The simplification of forest structural complexity, caused by anthropogenic land-use practices, is one of the main threats to understory specialist birds. We examined the association of both single structural attributes and structural complexity, with the density of four understory bird species in the Global Biodiversity Hotspot “Chilean Winter Rainfall-Valdivian Forests” of South America. Between 2011 and 2013, we surveyed habitat attributes and conducted bird point counts in 505 plots in Andean temperate ecosystems in Chile. In each habitat plot, we measured understory density, volume of coarse woody debris (CWD), number of snags, diameter at breast height (DBH) of trees, and leaf litter depth. With these attributes, we developed an index of stand structural complexity (ISC). On average, old-growth forests had higher values ​​for understory density, CWD volume, DBH, and litter depth than secondary forests and open fields, and thus greater values of ISC. The density of understory birds was positively correlated with the ISC for the Rhinocryptidae Pteroptochos tarnii, Scelorchilus rubecula, and Scytalopus magellanicus. We also found a positive association between understory density and litter depth, with the density of the Furnariidae Sylviorthorhynchus desmursii. However, this latter species showed a negative association with the density of snags. Our results suggest the utility of using an index of structural complexity, rather than single or even additive habitat attributes, for determining the density of understory specialist birds. We recommend that management plans should promote the retention of habitat attributes that contribute to the structural complexity of temperate forests of South America and beyond.

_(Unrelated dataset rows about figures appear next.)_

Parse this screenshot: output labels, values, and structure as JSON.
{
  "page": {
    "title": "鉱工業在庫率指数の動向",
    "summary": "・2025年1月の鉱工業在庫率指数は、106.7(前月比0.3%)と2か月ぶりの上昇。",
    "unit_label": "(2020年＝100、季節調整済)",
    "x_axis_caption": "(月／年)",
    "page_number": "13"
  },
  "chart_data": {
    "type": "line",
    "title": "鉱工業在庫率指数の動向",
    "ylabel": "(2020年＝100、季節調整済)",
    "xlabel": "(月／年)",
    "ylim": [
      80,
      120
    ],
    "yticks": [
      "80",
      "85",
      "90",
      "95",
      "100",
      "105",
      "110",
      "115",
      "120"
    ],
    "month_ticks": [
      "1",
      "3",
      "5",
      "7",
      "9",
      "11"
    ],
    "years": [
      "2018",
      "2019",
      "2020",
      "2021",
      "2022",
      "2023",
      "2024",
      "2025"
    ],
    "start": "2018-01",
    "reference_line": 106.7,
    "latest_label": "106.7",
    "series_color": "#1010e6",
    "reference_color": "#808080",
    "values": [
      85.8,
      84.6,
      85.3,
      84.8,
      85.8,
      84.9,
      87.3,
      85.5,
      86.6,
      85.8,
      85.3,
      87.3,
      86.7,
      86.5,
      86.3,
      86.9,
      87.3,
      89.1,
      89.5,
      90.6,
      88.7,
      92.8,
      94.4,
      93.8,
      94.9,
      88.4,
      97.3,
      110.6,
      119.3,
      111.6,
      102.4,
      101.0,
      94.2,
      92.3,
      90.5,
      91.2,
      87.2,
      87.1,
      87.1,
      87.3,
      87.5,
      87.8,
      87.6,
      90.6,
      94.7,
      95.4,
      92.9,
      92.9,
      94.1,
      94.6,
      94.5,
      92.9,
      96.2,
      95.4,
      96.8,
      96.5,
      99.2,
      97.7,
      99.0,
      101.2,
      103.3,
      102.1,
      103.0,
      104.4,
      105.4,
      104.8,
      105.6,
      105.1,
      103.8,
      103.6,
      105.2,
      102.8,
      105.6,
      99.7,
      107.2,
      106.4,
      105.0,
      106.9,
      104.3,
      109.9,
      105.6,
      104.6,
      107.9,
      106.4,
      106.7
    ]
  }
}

We conducted bird sampling during 2 reproductive seasons (2011-2012 and 2012-2013), between October and January. Point count stations were in the same plots used for habitat sampling, with the center of the plot at the center of the point count station. We sampled 81 sites (80.2%) in 2011-2012 and the remaining 20 (19.8%) in 2012-2013 (Ibarra and Martin 2015a). In each of the 101 sites, we established 5 point counts that were systematically spaced 125 m apart and lasted 6 minutes during which we recorded each individual seen and/or heard within a radius of 50 m (Bibby 2000, Ibarra et al. 2017a).[A1] [A2] 

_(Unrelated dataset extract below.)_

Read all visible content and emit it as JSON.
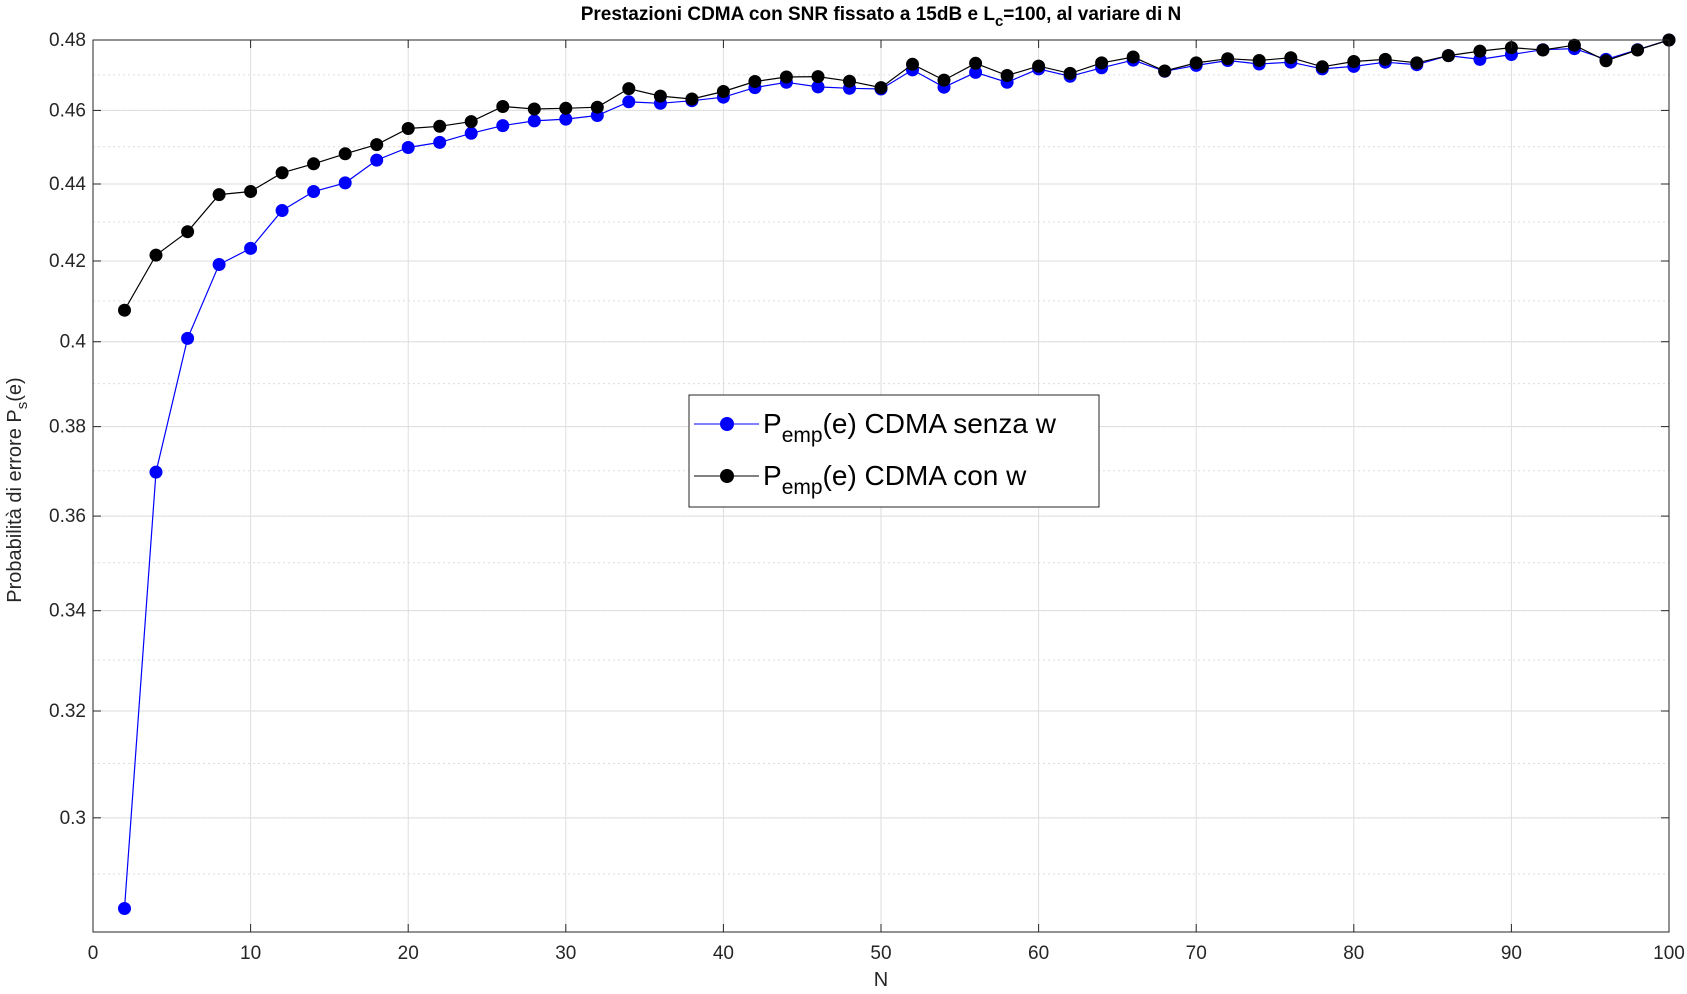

To increase the detectability of understory specialist birds we performed playbacks. To avoid double counting at nearby stations. we reproduced playback at 3 out of the 5 point count stations. After the period of passive counting (the first 6 minutes), we reproduced the playbacks of the 4 understory specialist species. As each call by 30 seconds was followed by 30 seconds of listening in silence, the counting time for each station with playbacks totaled 15 minutes (Drever et al. 2009, Ibarra et al. 2017a). The distance to all the birds detected was estimated and grouped into one of two intervals for analysis (0-25 m and 26-50 m; Bibby 2000, Ibarra and Martin 2015a). We also registered temperature (°C), humidity (%), and wind speed (m per s) at each point count station (Table 1) using a portable weather monitor (Kestrel 4200, Kestrel-meters, Birmingham, MI), to assess the influence of these covariates on the detectability of each species.